According to the designer, the PCGS Expert has been programmed to do just that. It is programmed to measure several aspects involved in eye appeal, including whether a coin has a satin finish, smoothness of light flow, flash, color and toning “to establish the mood or eye appeal of the coin.”

All of this information is then synthesized into a single grade.

“Expert has the capability to further define the grade beyond the standard whole number grading system that is used throughout the industry.
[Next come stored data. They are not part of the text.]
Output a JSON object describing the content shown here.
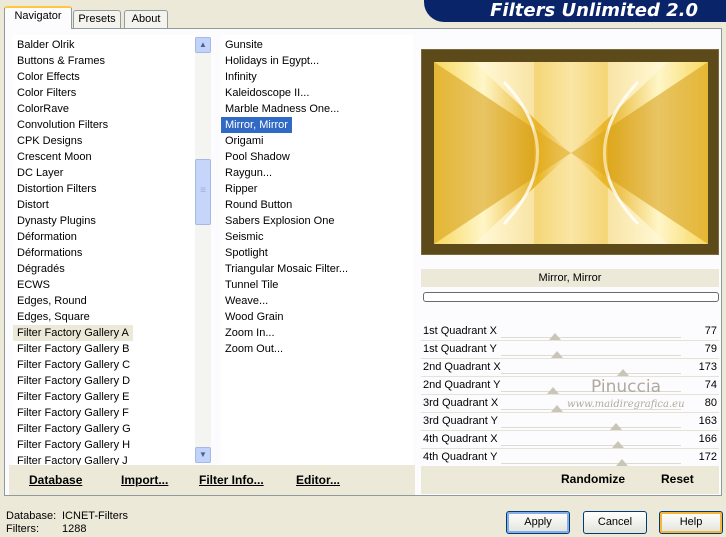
{
  "tabs": [
    "Navigator",
    "Presets",
    "About"
  ],
  "banner_title": "Filters Unlimited 2.0",
  "categories": [
    "Balder Olrik",
    "Buttons & Frames",
    "Color Effects",
    "Color Filters",
    "ColorRave",
    "Convolution Filters",
    "CPK Designs",
    "Crescent Moon",
    "DC Layer",
    "Distortion Filters",
    "Distort",
    "Dynasty Plugins",
    "Déformation",
    "Déformations",
    "Dégradés",
    "ECWS",
    "Edges, Round",
    "Edges, Square",
    "Filter Factory Gallery A",
    "Filter Factory Gallery B",
    "Filter Factory Gallery C",
    "Filter Factory Gallery D",
    "Filter Factory Gallery E",
    "Filter Factory Gallery F",
    "Filter Factory Gallery G",
    "Filter Factory Gallery H",
    "Filter Factory Gallery J"
  ],
  "selected_category_index": 18,
  "filters": [
    "Gunsite",
    "Holidays in Egypt...",
    "Infinity",
    "Kaleidoscope II...",
    "Marble Madness One...",
    "Mirror, Mirror",
    "Origami",
    "Pool Shadow",
    "Raygun...",
    "Ripper",
    "Round Button",
    "Sabers Explosion One",
    "Seismic",
    "Spotlight",
    "Triangular Mosaic Filter...",
    "Tunnel Tile",
    "Weave...",
    "Wood Grain",
    "Zoom In...",
    "Zoom Out..."
  ],
  "selected_filter_index": 5,
  "bottom_buttons": {
    "database": "Database",
    "import": "Import...",
    "filter_info": "Filter Info...",
    "editor": "Editor..."
  },
  "preview_filter_name": "Mirror, Mirror",
  "params": [
    {
      "label": "1st Quadrant X",
      "value": "77",
      "level": 0.3
    },
    {
      "label": "1st Quadrant Y",
      "value": "79",
      "level": 0.31
    },
    {
      "label": "2nd Quadrant X",
      "value": "173",
      "level": 0.68
    },
    {
      "label": "2nd Quadrant Y",
      "value": "74",
      "level": 0.29
    },
    {
      "label": "3rd Quadrant X",
      "value": "80",
      "level": 0.31
    },
    {
      "label": "3rd Quadrant Y",
      "value": "163",
      "level": 0.64
    },
    {
      "label": "4th Quadrant X",
      "value": "166",
      "level": 0.65
    },
    {
      "label": "4th Quadrant Y",
      "value": "172",
      "level": 0.67
    }
  ],
  "watermark": {
    "line1": "Pinuccia",
    "line2": "www.maidiregrafica.eu"
  },
  "randomize": "Randomize",
  "reset": "Reset",
  "status": {
    "database_label": "Database:",
    "database_value": "ICNET-Filters",
    "filters_label": "Filters:",
    "filters_value": "1288"
  },
  "dialog": {
    "apply": "Apply",
    "cancel": "Cancel",
    "help": "Help"
  }
}
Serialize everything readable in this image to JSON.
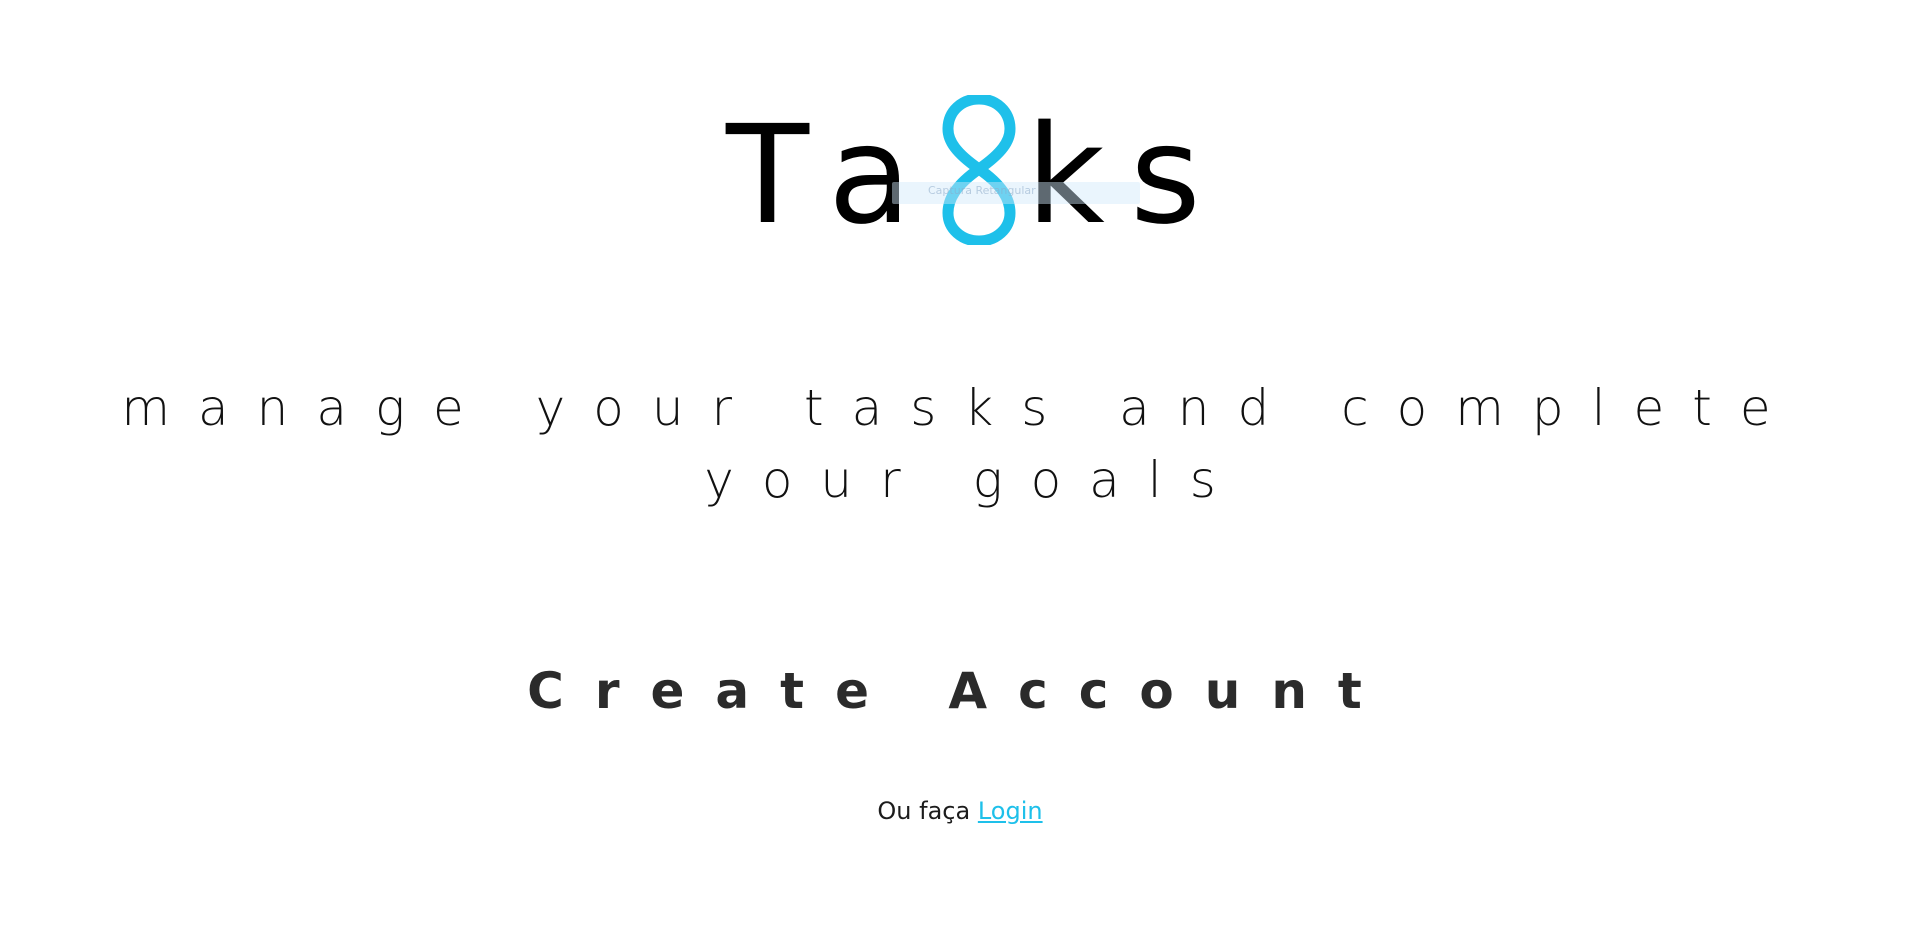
{
  "logo": {
    "letters": [
      "T",
      "a",
      "k",
      "s"
    ],
    "icon": "infinity-s-icon",
    "accent_color": "#1ec0ea",
    "overlay_text": "Captura Retangular"
  },
  "tagline": {
    "line1": "manage your tasks and complete",
    "line2": "your goals"
  },
  "create_account": {
    "label": "Create Account"
  },
  "login_prompt": {
    "prefix": "Ou faça",
    "link_label": "Login",
    "link_color": "#1ec0ea"
  }
}
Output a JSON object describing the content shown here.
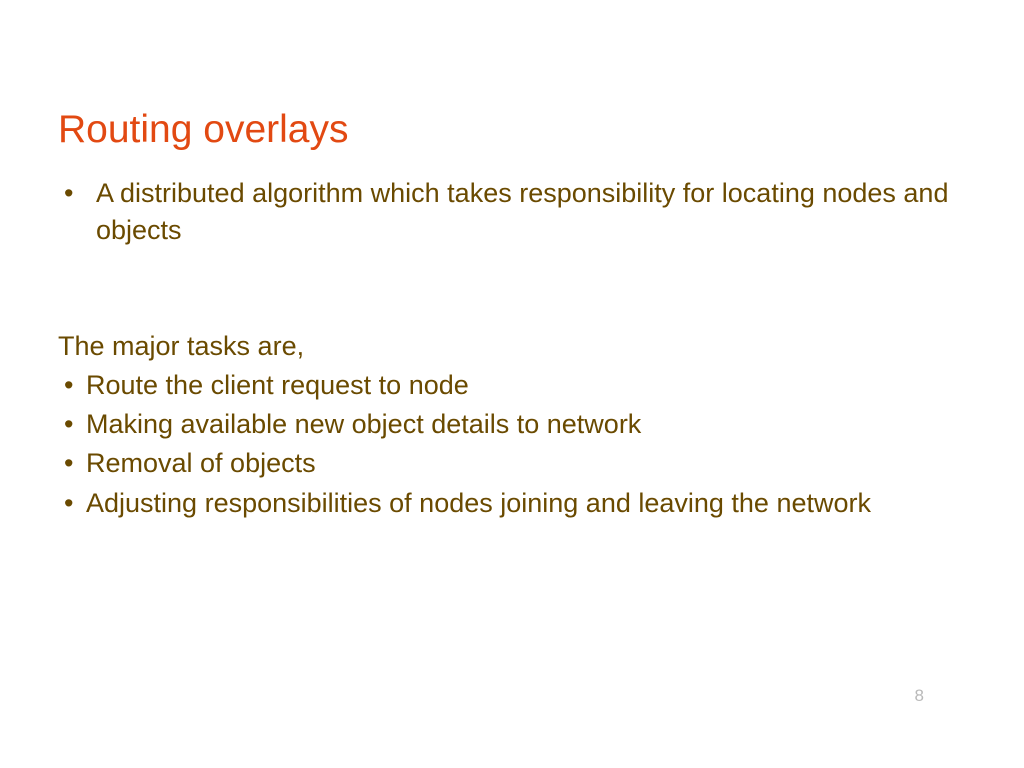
{
  "title": "Routing overlays",
  "intro": {
    "bullet": "•",
    "text": "A distributed algorithm which takes responsibility for locating nodes and objects"
  },
  "tasks_heading": "The major tasks are,",
  "tasks": [
    {
      "bullet": "•",
      "text": "Route the client request to node"
    },
    {
      "bullet": "•",
      "text": "Making available new object details to network"
    },
    {
      "bullet": "•",
      "text": "Removal of objects"
    },
    {
      "bullet": "•",
      "text": "Adjusting responsibilities of nodes joining and leaving the network"
    }
  ],
  "page_number": "8"
}
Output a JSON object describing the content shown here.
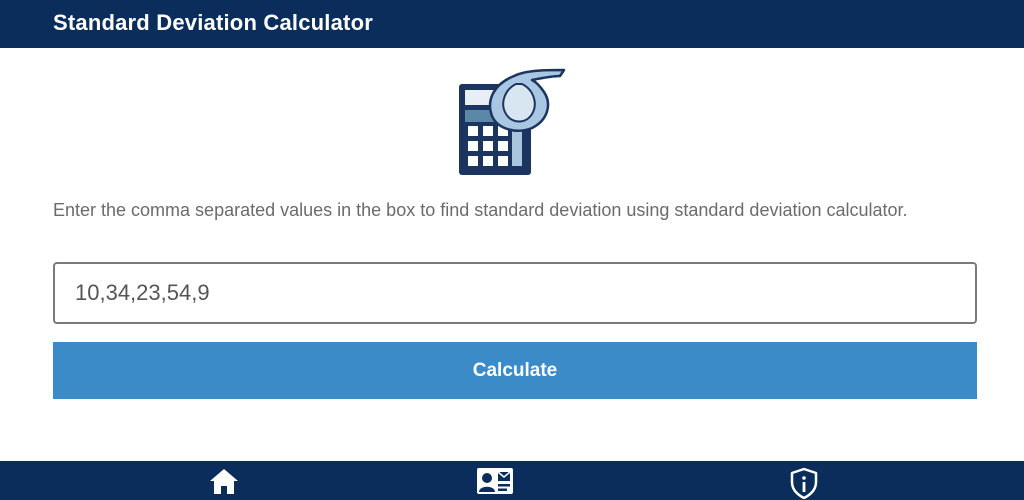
{
  "app": {
    "title": "Standard Deviation Calculator"
  },
  "logo": {
    "icon": "calculator-sigma-icon"
  },
  "main": {
    "description": "Enter the comma separated values in the box to find standard deviation using standard deviation calculator.",
    "input_value": "10,34,23,54,9",
    "calculate_label": "Calculate"
  },
  "bottom_nav": {
    "items": [
      {
        "icon": "home-icon"
      },
      {
        "icon": "contact-card-icon"
      },
      {
        "icon": "info-shield-icon"
      }
    ]
  },
  "colors": {
    "header_bg": "#0b2d5b",
    "button_bg": "#3a8bc8",
    "text_muted": "#6b6b6b"
  }
}
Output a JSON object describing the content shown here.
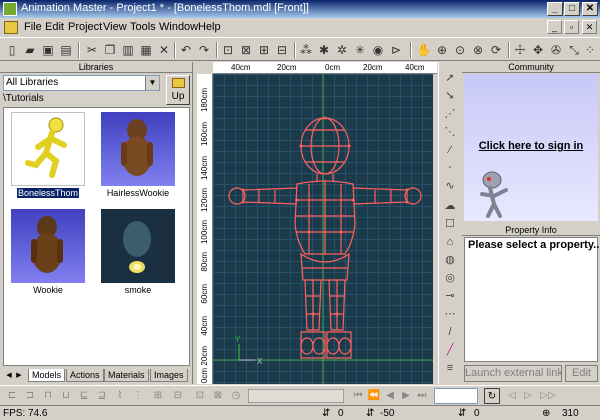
{
  "window": {
    "title": "Animation Master - Project1 * - [BonelessThom.mdl [Front]]",
    "controls": [
      "_",
      "□",
      "✕"
    ]
  },
  "menu": {
    "items": [
      "File",
      "Edit",
      "Project",
      "View",
      "Tools",
      "Window",
      "Help"
    ],
    "mdi_controls": [
      "_",
      "▫",
      "✕"
    ]
  },
  "libraries": {
    "header": "Libraries",
    "dropdown_value": "All Libraries",
    "up_label": "Up",
    "path": "\\Tutorials",
    "items": [
      {
        "label": "BonelessThom",
        "selected": true
      },
      {
        "label": "HairlessWookie",
        "selected": false
      },
      {
        "label": "Wookie",
        "selected": false
      },
      {
        "label": "smoke",
        "selected": false
      }
    ],
    "tabs": [
      "Models",
      "Actions",
      "Materials",
      "Images"
    ]
  },
  "viewport": {
    "ruler_top": [
      "40cm",
      "20cm",
      "0cm",
      "20cm",
      "40cm"
    ],
    "ruler_left": [
      "180cm",
      "160cm",
      "140cm",
      "120cm",
      "100cm",
      "80cm",
      "60cm",
      "40cm",
      "20cm",
      "0cm"
    ],
    "axis_x": "X",
    "axis_y": "Y"
  },
  "community": {
    "header": "Community",
    "sign_in": "Click here to sign in"
  },
  "property": {
    "header": "Property Info",
    "message": "Please select a property...",
    "launch_label": "Launch external link",
    "edit_label": "Edit"
  },
  "status": {
    "fps": "FPS: 74.6",
    "x": "0",
    "y": "-50",
    "z": "0",
    "zoom": "310"
  },
  "colors": {
    "wire": "#ff5050",
    "grid_bg": "#1b3a4a",
    "selection": "#0a246a"
  }
}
PCGS will continue to use the hole number system,” a spokesperson said.

The process of developing the world’s first computer coin grading system began two years ago, when PCGS graders, in consultation with computer systems specialists, determined that “a system could be designed to grade coins emulating human methods.”

Working with specialists in software development and the PCGS grading staff, it created a working prototype.

Using Morgan dollars from the PCGS permanent grading set and testing of more than 10,000 coins, Expert was programmed.

The Morgan dollar was chosen as the first coin to be computer graded because “they comprise the largest percentage of submissions of any type of coin.”

As it expands, PCGS plans to have Expert grade other coins with high submission volumes such as Saint-Gaudens double eagles, Walking Liberty half dollars, proof Franklin halves and other series.

Sticking to high-volume coins has been necessitated by programming costs, according to a PCGS spokesperson.

“It may not be economically feasible to grade more exotic and infrequently submitted issues,” the spokesperson said.

Prices for encapsulation and grading are expected to remain the same.

According to the PCGS representation, the introduction of computer grading will not affect previously graded PCGS coins, which will still be protected by the “PCGS Guarantee of Grade and Authenticity.”

Traditional grading by PCGS graders will continue and those submitting coins will not be allowed to choose between computer and human grading, but all computer-graded coins will be verified by a human grader.

Prior to the advent of computer grading, PCGS had employed professional graders to examine each coin before encapsulation.

By the end of 1989, PCGS had been in operation for nearly four years and was grading an average of 71,409 coins per month.